Jean-François Fogel
"No me avergüenzo de los que están fuera, porque mis hijos están fuera" dice Eusebio Leal frente al séptimo congreso de la Unión de los Escritores y Artistas de Cuba. Lo cuenta Mauricio Vicent, el corresponsal del diario El País en Cuba, en un artículo imprescindible. Es imprescindible, pues cualquier persona que conoce Cuba, que sabe lo que fue la actividad de este intelectual cubano como historiador de la ciudad de La Habana, apenas puede creer lo que dice en un discurso de catarsis para negar el pasado. El discurso completo se puede leer en el sitio de Granma, si alguien tiene todavía el apetito para un ejercicio de amnesia después de leer lo que dice, en el mismo artículo de Mauricio Vicent, Alfredo Guevara, ex jefe absoluto del cine cubano, que arremete como siempre en contra del ICRT (Instituto Cubano de Radio y Televisión) y sus "medios de comunicación neo-coloniales en su programación, estupidizante y dominados por tan descomunal ignorancia que no se saben aliados del capitalismo en su manifestación más soez".
¿De qué se trata? De algo muy repugnante en cualquier país: el momento de alivio de unos intelectuales que actuaron en su época en represión hacia los artistas y temen ser los últimos en el momento de la tímida apertura. Mas allá de los aplausos del congreso a Fidel Castro, proclamado miembro de mérito de la UNEAC, el congreso fue otro síntoma de una ligera apertura. Después de los aparatos electrodomésticos y teléfono celular, parece que los intelectuales y artistas cubanos entran en la lista de los productos "liberados" por la reforma económica. Lo escribo con una ironía muy controlada: los franceses no son ejemplos de honestidad en el momento de hablar de su propia historia. Un artículo terrible (en inglés) de Nelly Kalan lo recuerda en The Nation. Su título: "la zone grise" (la zona gris). Su tema: Irène Nemirovsky, la novelista francesa que más vende en este momento en el mundo, a más de sesenta años de su muerte (en 1942 en Auschwitz).
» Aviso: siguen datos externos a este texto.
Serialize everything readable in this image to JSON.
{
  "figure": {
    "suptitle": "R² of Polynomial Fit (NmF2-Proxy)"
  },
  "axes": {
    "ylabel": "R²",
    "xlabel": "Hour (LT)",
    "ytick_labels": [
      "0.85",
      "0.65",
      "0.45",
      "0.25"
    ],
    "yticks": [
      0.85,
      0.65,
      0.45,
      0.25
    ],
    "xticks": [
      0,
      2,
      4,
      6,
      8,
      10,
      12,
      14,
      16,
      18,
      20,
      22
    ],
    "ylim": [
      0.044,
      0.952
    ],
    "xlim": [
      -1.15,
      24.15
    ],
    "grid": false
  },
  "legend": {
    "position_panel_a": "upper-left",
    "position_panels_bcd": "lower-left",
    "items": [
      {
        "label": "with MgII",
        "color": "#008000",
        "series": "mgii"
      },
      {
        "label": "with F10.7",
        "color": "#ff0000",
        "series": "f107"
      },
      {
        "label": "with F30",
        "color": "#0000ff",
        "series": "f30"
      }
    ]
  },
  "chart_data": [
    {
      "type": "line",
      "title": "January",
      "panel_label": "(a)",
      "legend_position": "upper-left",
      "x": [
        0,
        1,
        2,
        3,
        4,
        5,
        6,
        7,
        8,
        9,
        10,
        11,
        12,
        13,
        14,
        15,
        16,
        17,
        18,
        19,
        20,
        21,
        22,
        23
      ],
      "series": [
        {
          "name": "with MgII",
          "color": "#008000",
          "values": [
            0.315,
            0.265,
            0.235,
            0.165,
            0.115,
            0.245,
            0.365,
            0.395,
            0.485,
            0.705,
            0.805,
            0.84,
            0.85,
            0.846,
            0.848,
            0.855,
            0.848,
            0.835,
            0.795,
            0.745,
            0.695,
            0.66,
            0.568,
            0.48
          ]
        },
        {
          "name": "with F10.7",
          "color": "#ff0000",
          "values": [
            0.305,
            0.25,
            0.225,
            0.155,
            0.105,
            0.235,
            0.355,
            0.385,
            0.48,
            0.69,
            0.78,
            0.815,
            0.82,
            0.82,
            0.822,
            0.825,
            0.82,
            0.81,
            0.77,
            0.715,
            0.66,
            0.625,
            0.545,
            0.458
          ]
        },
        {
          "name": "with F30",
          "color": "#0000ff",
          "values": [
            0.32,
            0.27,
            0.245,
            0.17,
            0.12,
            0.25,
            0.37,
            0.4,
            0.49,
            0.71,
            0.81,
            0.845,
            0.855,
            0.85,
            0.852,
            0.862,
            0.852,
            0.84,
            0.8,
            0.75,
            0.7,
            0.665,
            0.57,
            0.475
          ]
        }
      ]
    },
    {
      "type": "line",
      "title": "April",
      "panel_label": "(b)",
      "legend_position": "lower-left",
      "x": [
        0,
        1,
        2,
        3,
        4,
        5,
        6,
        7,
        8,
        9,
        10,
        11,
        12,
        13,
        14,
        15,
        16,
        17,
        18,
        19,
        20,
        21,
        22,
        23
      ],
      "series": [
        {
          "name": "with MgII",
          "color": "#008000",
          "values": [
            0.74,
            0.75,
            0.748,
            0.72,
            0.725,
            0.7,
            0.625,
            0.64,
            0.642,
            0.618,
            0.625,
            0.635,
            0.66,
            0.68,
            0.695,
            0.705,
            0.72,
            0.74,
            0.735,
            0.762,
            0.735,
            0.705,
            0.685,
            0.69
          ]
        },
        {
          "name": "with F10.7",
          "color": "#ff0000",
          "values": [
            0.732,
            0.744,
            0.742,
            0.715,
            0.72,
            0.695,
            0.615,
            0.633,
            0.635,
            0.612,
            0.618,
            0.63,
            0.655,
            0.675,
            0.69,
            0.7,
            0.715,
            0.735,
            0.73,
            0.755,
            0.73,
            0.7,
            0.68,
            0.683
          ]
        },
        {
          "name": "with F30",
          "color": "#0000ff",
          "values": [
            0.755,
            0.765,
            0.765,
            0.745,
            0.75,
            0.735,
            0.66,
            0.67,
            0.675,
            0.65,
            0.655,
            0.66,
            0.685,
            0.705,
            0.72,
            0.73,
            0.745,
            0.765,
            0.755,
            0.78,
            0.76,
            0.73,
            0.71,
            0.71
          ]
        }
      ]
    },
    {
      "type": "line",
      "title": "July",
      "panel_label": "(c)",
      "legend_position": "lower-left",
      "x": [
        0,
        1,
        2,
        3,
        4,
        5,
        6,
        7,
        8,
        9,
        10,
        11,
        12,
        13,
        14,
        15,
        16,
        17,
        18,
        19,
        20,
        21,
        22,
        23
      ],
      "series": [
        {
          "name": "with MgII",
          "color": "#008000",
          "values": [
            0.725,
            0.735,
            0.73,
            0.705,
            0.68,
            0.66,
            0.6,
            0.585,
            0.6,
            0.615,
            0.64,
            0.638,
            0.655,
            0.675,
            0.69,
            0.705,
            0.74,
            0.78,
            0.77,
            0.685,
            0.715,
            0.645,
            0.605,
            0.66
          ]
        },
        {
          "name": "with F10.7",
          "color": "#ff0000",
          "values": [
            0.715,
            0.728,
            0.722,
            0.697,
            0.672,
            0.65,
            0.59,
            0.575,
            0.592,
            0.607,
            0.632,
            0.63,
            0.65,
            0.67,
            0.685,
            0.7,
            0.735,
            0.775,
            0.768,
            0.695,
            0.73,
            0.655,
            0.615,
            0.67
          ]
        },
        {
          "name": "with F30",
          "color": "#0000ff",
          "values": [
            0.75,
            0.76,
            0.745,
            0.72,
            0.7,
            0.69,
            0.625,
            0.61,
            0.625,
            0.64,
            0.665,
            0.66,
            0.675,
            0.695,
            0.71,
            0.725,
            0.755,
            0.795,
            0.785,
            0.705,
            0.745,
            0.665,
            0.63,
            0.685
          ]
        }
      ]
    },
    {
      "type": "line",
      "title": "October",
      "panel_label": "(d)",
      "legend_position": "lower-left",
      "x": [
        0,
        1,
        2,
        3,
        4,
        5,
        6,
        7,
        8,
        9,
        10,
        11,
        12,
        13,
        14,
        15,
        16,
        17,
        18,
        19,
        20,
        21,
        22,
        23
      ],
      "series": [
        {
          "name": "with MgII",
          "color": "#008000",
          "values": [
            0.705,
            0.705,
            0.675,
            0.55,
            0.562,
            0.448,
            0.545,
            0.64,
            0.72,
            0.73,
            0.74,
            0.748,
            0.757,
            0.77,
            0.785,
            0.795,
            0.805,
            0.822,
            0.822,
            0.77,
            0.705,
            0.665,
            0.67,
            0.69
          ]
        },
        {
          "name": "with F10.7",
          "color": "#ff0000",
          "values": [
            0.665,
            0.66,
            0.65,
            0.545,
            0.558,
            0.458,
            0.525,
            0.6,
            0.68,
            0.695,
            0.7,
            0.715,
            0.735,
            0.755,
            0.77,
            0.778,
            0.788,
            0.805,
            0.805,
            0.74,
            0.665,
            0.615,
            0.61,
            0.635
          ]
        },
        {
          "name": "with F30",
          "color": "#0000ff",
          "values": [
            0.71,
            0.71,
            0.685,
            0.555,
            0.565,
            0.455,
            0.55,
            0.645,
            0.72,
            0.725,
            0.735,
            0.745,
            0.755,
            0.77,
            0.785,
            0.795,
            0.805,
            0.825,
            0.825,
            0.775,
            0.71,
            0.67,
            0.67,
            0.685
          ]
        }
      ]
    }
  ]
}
El artículo de Alice Kaplan, largo, preciso, lleno de datos, plantea una buena pregunta: ¿fue el antisemitismo en Francia un accidente favorecido por la ocupación alemana o corresponde a un rasgo fundamental de la sociedad francesa que nunca tuvo el valor de reconocerlo? La respuesta es de una precisión fenomenal (Kaplan es la autora de un libro sobre el proceso de Brasillach, autor fusilado en 1945 por sus escritos durante la ocupación alemana). Kaplan explica cómo Nemirovsky, judía emigrada desde Rusia a Francia, convivió con antisemitas y publicó cuentos hasta su muerte en una revista antisemita. El relato, reproducido en el mundo entero, de cómo fue posible encontrar el manuscrito inédito de Suite francesa (en Salamandra en España) nunca se le añade el contexto. Alice Kaplan lo hace al estudiar otro libro en el mismo artículo: Un secreto de Philippe Grimbert (Tusquets en España), una novela íntima, basada en hechos reales, sobre la vida cotidiana en Francia en la época del antisemitismo implementado por los nazis.
Es el secreto, el negro secreto que produce el malestar de Francia con relación a su historia. Este país hizo leyes antisemitas antes de una pedida formal de los nazis. Y después de la Segunda Guerra Mundial Francia fue incapaz de reconocer sus fallos, su cobardía. Francia es, tal como Cuba contada por sus intelectuales, un país de mala memoria. En Postguerra (Taurus en España), en la historia de Europa después de la Segunda Guerra Mundial, el historiador británico Tony Judt pone un enfoque específico en la culpabilidad francesa. No por lo que hicieron los franceses sino por su voluntad de minimizar a través del silencio la tragedia de los judíos para no recordar el papel de Francia en una parte muy, pero muy gris de la historia del continente europeo.